A acusação cita duas despesas principais. A primeira envolve uma hospedagem em Nova York, entre 2 e 10 de junho, em reserva vinculada ao dirigente, com valor superior a R$ 59 mil. A segunda menciona uma estadia em Doha, no Catar, em dezembro de 2025, estimada em mais de R$ 17 mil. O relato associa os deslocamentos a eventos relacionados ao calendário internacional do futebol.
Em nota, a CBF rejeitou a versão de que recursos da entidade tenham sido usados de forma irregular. A resposta busca conter o desgaste em um momento de grande exposição da confederação, que comanda a Seleção Brasileira e administra contratos, patrocínios, competições nacionais e a representação institucional do futebol brasileiro.
Pressão sobre a CBF aumenta durante a Copa
A denúncia surge em meio à Copa do Mundo de 2026, período em que dirigentes da CBF costumam circular por agendas oficiais, eventos da Fifa e compromissos comerciais ligados à Seleção. A combinação entre gastos internacionais, exposição pública e cobrança por resultados amplia o impacto político da acusação dentro do futebol brasileiro.
Xaud assumiu a presidência da CBF em maio de 2025, eleito como candidato único após a gestão de Ednaldo Rodrigues. Natural de Roraima, ele chegou ao cargo em uma fase de reorganização interna da entidade e passou a concentrar decisões estratégicas sobre seleção, calendário e relações institucionais.

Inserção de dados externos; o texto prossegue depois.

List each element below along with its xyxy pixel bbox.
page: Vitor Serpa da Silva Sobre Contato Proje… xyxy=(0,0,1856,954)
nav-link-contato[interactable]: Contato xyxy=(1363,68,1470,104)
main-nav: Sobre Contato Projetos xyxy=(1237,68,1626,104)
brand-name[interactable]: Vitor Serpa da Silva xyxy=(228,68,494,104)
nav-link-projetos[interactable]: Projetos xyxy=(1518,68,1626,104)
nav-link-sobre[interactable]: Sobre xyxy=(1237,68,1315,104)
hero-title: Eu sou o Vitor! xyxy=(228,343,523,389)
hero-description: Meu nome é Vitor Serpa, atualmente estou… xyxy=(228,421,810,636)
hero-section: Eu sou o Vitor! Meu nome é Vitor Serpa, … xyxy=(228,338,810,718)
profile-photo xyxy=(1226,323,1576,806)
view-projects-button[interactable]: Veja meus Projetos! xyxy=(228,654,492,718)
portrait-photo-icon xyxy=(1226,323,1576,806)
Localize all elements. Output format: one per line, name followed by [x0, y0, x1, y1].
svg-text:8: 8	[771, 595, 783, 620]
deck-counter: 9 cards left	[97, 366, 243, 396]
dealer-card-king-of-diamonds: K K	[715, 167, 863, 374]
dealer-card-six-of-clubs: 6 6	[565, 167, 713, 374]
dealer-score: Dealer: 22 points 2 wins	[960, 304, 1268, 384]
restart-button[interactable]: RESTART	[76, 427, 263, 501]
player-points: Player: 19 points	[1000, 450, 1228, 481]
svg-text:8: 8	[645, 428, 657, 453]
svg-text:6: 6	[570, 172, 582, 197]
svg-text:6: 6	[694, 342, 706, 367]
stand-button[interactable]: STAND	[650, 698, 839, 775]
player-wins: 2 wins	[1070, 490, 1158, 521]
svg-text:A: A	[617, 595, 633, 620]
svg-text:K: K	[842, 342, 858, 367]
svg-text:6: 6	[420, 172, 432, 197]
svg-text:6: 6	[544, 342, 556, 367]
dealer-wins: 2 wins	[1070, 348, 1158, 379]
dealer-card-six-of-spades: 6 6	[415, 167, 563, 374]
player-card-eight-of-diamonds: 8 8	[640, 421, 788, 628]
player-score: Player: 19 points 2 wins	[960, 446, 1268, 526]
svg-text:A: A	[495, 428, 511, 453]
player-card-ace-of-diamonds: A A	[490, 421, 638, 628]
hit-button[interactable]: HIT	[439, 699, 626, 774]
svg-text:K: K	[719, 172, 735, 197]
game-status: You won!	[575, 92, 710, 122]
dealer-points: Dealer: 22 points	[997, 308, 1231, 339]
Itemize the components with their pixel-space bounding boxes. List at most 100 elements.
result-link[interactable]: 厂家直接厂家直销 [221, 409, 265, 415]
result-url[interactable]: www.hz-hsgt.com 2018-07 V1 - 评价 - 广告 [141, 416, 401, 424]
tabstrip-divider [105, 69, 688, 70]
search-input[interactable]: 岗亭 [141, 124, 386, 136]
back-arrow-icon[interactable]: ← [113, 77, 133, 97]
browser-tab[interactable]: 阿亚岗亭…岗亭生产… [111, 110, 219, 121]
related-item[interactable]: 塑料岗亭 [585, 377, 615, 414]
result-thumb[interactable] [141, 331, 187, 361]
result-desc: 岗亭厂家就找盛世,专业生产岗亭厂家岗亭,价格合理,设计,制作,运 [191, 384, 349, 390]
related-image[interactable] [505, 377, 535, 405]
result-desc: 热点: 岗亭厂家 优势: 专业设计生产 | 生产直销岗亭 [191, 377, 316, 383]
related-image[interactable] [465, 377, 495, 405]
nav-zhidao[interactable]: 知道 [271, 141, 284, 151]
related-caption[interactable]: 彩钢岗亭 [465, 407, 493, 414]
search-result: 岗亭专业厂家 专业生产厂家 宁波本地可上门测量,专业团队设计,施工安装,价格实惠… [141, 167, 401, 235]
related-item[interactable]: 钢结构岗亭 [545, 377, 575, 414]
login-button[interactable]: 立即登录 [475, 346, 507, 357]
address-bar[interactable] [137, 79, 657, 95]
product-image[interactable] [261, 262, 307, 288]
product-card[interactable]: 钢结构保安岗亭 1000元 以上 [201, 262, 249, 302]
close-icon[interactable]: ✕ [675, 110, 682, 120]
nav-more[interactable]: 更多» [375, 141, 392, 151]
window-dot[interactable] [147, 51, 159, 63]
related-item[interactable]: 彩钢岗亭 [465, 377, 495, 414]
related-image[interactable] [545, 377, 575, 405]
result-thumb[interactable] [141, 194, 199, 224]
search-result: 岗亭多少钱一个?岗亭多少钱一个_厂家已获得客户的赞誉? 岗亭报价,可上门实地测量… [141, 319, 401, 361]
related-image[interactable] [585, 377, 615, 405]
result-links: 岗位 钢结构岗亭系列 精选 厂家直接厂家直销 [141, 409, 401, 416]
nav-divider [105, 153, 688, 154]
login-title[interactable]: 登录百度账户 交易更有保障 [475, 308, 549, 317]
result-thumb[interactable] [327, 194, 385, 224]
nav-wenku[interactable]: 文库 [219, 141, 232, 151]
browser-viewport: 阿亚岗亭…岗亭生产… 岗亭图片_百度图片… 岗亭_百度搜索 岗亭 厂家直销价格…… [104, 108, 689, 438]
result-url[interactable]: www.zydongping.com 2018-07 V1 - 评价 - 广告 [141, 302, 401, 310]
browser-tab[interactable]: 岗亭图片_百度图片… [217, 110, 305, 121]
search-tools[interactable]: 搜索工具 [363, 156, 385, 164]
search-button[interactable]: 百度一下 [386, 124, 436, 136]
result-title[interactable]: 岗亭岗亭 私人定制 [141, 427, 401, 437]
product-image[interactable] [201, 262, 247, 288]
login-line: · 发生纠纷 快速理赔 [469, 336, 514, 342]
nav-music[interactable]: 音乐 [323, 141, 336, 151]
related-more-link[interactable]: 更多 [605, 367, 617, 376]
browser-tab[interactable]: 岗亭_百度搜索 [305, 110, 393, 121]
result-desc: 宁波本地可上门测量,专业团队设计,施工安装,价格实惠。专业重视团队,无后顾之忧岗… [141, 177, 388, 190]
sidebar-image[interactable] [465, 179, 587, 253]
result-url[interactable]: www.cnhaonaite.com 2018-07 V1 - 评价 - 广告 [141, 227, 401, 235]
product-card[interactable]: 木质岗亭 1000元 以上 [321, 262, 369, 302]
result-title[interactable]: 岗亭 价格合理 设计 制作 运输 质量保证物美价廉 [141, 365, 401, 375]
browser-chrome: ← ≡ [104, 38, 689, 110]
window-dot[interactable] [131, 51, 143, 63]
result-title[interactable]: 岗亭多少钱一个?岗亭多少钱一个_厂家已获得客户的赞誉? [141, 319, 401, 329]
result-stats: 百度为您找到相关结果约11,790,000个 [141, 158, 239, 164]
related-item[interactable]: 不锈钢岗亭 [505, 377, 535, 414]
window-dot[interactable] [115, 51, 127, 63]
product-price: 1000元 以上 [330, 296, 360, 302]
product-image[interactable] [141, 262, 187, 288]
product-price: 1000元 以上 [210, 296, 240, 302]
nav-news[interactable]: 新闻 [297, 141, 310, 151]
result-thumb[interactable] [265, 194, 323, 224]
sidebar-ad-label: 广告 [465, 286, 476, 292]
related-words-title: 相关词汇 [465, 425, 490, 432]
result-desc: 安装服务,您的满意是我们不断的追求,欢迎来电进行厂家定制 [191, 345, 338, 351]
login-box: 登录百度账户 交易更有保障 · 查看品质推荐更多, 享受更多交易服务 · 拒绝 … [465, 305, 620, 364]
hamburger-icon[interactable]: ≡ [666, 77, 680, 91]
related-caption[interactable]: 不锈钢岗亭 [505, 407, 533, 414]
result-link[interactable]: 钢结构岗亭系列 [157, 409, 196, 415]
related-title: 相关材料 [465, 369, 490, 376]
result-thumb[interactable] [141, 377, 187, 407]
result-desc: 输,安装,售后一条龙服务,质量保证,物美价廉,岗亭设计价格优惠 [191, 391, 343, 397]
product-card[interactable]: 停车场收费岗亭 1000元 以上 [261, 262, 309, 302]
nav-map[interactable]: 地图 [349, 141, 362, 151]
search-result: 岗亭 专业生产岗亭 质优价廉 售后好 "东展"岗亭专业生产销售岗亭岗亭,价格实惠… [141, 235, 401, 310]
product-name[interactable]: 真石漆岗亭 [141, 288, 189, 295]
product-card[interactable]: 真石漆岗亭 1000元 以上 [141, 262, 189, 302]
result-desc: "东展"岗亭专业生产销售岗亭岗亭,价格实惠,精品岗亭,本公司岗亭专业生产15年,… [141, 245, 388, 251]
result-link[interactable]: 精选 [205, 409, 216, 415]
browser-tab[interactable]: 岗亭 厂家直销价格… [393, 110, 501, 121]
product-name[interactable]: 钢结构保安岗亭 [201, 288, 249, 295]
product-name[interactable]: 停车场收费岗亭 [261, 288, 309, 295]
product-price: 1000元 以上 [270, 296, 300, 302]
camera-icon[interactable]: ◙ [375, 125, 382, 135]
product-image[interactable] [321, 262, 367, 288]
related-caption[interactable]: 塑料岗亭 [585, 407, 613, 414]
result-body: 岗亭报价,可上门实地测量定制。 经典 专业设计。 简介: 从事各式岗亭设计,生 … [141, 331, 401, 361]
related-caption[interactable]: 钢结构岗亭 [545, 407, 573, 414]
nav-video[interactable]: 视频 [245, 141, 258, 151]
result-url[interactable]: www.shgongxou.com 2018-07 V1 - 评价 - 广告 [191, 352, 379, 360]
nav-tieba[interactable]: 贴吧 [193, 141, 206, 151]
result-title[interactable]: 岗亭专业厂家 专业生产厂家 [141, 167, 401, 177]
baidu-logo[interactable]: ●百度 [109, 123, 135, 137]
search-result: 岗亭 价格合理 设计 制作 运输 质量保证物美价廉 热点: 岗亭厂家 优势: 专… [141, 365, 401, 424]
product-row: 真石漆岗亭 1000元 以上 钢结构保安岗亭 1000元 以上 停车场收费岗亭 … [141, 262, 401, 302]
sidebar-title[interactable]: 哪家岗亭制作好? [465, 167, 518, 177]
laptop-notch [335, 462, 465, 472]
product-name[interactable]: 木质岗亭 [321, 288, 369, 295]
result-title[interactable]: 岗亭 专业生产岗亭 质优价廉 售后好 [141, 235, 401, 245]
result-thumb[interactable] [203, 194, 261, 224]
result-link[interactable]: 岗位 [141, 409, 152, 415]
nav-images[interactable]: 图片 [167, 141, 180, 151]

O caso também reacende a discussão sobre governança na principal entidade do futebol nacional. Embora a CBF seja uma entidade privada, sua atuação tem peso público: ela administra a Seleção, organiza competições, movimenta contratos milionários e representa o país em instâncias internacionais do esporte.
Por ora, a consequência concreta é política e reputacional. A CBF sustenta que não houve irregularidade; a denúncia, porém, coloca sob escrutínio a forma como a gestão de Xaud lida com despesas, viagens e compromissos internacionais em ano de Copa.